The Nuffield Division of Clinical Laboratory Sciences.
The Wellcome Trust Centre for Human Genetics, University of Oxford, Oxford, OX3 7BN UK.
Bioinformatics. 2017 Oct 1;33(19):3058-3064. doi: 10.1093/bioinformatics/btx355.
The identification of genetic variants influencing gene expression (known as expression quantitative trait loci or eQTLs) is important in unravelling the genetic basis of complex traits. Detecting multiple eQTLs simultaneously in a population based on paired DNA-seq and RNA-seq assays employs two competing types of models: models which rely on appropriate transformations of RNA-seq data (and are powered by a mature mathematical theory), or count-based models, which represent digital gene expression explicitly, thus rendering such transformations unnecessary. The latter constitutes an immensely popular methodology, which is however plagued by mathematical intractability.
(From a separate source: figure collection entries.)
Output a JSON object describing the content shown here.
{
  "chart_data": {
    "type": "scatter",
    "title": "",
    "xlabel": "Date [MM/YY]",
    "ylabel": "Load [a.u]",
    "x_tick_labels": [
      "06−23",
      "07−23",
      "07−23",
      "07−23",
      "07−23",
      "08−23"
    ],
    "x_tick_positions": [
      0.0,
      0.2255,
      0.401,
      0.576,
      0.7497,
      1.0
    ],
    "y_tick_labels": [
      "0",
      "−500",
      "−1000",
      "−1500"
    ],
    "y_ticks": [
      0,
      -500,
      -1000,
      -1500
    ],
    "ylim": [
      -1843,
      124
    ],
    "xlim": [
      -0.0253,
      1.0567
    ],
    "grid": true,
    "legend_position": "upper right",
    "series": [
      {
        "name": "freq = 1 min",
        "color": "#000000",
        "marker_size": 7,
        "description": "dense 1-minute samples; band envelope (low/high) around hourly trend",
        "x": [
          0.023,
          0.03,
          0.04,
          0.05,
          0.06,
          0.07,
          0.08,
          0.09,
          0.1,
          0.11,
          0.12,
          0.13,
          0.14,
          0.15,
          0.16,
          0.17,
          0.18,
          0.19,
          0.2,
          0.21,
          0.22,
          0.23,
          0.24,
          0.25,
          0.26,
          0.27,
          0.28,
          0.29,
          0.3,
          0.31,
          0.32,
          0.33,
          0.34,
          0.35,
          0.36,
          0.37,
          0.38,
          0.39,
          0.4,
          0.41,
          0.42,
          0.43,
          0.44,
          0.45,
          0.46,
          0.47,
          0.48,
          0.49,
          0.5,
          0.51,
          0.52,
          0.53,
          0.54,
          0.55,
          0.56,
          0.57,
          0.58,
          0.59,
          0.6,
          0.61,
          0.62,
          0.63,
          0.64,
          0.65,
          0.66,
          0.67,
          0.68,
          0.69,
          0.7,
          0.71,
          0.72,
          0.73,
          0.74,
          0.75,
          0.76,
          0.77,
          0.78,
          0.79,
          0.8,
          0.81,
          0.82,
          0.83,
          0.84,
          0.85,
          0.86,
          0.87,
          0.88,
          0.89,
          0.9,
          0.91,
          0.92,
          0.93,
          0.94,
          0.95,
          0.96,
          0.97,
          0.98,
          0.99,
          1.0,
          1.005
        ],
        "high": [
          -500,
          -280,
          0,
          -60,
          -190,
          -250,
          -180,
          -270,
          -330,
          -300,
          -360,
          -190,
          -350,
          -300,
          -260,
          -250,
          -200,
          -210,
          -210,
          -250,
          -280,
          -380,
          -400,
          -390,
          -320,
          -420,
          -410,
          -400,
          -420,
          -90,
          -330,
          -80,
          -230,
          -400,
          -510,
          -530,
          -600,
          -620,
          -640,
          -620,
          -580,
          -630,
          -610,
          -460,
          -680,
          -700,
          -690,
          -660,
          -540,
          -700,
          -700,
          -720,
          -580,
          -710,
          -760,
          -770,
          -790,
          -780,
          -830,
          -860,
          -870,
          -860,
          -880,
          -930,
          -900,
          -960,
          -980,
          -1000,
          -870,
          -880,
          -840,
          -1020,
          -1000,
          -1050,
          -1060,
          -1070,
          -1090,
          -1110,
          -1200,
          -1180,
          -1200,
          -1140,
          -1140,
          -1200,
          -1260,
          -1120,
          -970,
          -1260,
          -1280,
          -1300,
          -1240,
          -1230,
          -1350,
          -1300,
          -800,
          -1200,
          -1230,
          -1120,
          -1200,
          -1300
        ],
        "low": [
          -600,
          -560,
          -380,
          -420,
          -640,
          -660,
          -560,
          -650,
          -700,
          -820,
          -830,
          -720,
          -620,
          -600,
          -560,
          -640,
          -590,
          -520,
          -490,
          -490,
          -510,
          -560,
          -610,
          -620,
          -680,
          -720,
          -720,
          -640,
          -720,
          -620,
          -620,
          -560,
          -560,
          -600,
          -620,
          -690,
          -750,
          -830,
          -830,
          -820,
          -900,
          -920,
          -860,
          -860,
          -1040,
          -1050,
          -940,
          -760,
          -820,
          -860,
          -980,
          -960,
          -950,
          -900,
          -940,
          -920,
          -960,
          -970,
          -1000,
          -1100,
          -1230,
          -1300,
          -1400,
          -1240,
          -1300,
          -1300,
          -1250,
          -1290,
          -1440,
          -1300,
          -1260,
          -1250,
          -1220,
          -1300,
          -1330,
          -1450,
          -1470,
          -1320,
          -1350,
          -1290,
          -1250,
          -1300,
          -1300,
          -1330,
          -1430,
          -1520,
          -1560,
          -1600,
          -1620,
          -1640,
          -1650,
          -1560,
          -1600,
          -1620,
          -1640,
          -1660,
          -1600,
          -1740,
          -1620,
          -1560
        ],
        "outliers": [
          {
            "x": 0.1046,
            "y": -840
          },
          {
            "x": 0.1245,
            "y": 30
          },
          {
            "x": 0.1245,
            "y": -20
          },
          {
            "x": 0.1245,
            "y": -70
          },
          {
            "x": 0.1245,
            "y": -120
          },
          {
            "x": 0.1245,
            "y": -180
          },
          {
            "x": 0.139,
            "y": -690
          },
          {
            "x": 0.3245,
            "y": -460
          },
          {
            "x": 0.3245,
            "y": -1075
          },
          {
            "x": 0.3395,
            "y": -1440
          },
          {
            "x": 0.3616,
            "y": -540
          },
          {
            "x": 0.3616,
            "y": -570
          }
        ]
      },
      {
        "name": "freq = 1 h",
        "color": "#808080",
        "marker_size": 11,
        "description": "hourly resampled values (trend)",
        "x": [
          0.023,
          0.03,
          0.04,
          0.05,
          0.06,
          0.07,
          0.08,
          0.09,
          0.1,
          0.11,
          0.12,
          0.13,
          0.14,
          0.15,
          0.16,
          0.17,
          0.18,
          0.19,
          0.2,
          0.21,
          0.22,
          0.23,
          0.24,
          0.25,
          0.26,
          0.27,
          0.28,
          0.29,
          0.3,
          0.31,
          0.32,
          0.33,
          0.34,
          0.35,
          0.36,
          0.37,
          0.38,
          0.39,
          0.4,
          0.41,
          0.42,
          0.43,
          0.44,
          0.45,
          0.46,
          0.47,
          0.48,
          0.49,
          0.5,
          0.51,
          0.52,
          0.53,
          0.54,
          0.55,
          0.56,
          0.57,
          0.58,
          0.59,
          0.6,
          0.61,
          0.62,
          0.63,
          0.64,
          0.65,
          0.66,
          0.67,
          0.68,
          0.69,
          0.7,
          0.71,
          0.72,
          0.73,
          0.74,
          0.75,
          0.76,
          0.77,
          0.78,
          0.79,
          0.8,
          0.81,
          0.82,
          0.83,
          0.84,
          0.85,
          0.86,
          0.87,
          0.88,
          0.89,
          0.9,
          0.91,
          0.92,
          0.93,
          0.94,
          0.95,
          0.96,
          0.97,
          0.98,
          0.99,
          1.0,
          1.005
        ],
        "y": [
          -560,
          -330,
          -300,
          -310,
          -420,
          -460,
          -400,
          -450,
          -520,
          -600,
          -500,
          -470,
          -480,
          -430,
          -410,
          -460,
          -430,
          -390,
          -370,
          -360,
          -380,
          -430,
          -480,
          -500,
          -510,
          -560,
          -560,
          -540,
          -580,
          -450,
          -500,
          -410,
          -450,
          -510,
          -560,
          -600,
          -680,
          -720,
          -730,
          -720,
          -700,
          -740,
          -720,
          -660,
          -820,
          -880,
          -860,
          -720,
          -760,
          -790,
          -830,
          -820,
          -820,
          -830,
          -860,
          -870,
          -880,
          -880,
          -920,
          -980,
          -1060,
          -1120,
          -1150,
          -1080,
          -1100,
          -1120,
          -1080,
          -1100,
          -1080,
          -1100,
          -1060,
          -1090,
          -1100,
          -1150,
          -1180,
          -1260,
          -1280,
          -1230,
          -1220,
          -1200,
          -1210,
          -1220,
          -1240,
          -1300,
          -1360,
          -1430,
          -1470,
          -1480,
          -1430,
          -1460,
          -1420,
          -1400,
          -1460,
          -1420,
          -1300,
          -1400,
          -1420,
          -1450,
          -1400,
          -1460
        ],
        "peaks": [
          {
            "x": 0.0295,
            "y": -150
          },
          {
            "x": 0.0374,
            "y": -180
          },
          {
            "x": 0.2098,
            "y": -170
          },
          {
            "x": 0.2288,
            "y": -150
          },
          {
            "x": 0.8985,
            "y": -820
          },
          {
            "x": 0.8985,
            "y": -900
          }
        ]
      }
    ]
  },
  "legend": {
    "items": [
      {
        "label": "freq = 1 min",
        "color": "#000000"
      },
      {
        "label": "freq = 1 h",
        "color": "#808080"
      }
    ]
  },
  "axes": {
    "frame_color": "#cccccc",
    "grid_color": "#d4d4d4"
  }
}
We develop tractable count-based models, which are amenable to efficient estimation through the introduction of latent variables and the appropriate application of recent statistical theory in a sparse Bayesian modelling framework. Furthermore, we examine several transformation methods for RNA-seq read counts and we introduce arcsin, logit and Laplace smoothing as preprocessing steps for transformation-based models. Using natural and carefully simulated data from the 1000 Genomes and gEUVADIS projects, we benchmark both approaches under a variety of scenarios, including the presence of noise and violation of basic model assumptions. We demonstrate that an arcsin transformation of Laplace-smoothed data is at least as good as state-of-the-art models, particularly at small samples. Furthermore, we show that an over-dispersed Poisson model is comparable to the celebrated Negative Binomial, but much easier to estimate. These results provide strong support for transformation-based versus count-based (particularly Negative-Binomial-based) models for eQTL mapping.
All methods are implemented in the free software eQTLseq: https://github.com/dvav/eQTLseq.
dimitris.vavoulis@well.ox.ac.uk.
Supplementary data are available at Bioinformatics online.
鉴定影响基因表达的遗传变异(称为表达数量性状基因座或 eQTL)对于揭示复杂性状的遗传基础非常重要。在基于配对 DNA-seq 和 RNA-seq 检测的人群中同时检测多个 eQTL 采用了两种相互竞争的模型:依赖于 RNA-seq 数据的适当转换的模型(并且有成熟的数学理论支持),或基于计数的模型,其明确表示数字基因表达,从而使这种转换变得不必要。后者构成了一种非常流行的方法,但存在数学上的不可行性。
我们开发了可行的基于计数的模型,通过引入潜在变量并在稀疏贝叶斯建模框架中适当地应用最近的统计理论,可以有效地估计这些模型。此外,我们研究了几种 RNA-seq 读取计数的转换方法,并介绍了反正切、逻辑和拉普拉斯平滑作为转换模型的预处理步骤。使用来自 1000 基因组和 gEUVADIS 项目的自然和精心模拟的数据,我们在各种场景下对这两种方法进行了基准测试,包括存在噪声和违反基本模型假设的情况。我们证明,反正切变换的拉普拉斯平滑数据至少与最先进的模型一样好,特别是在小样本的情况下。此外,我们表明过度分散的泊松模型与著名的负二项式相当,但更容易估计。这些结果为 eQTL 映射的基于转换的模型与基于计数的模型(特别是基于负二项式的模型)提供了强有力的支持。
所有方法都在免费软件 eQTLseq 中实现:https://github.com/dvav/eQTLseq。
dimitris.vavoulis@well.ox.ac.uk。
补充数据可在《生物信息学》在线获取。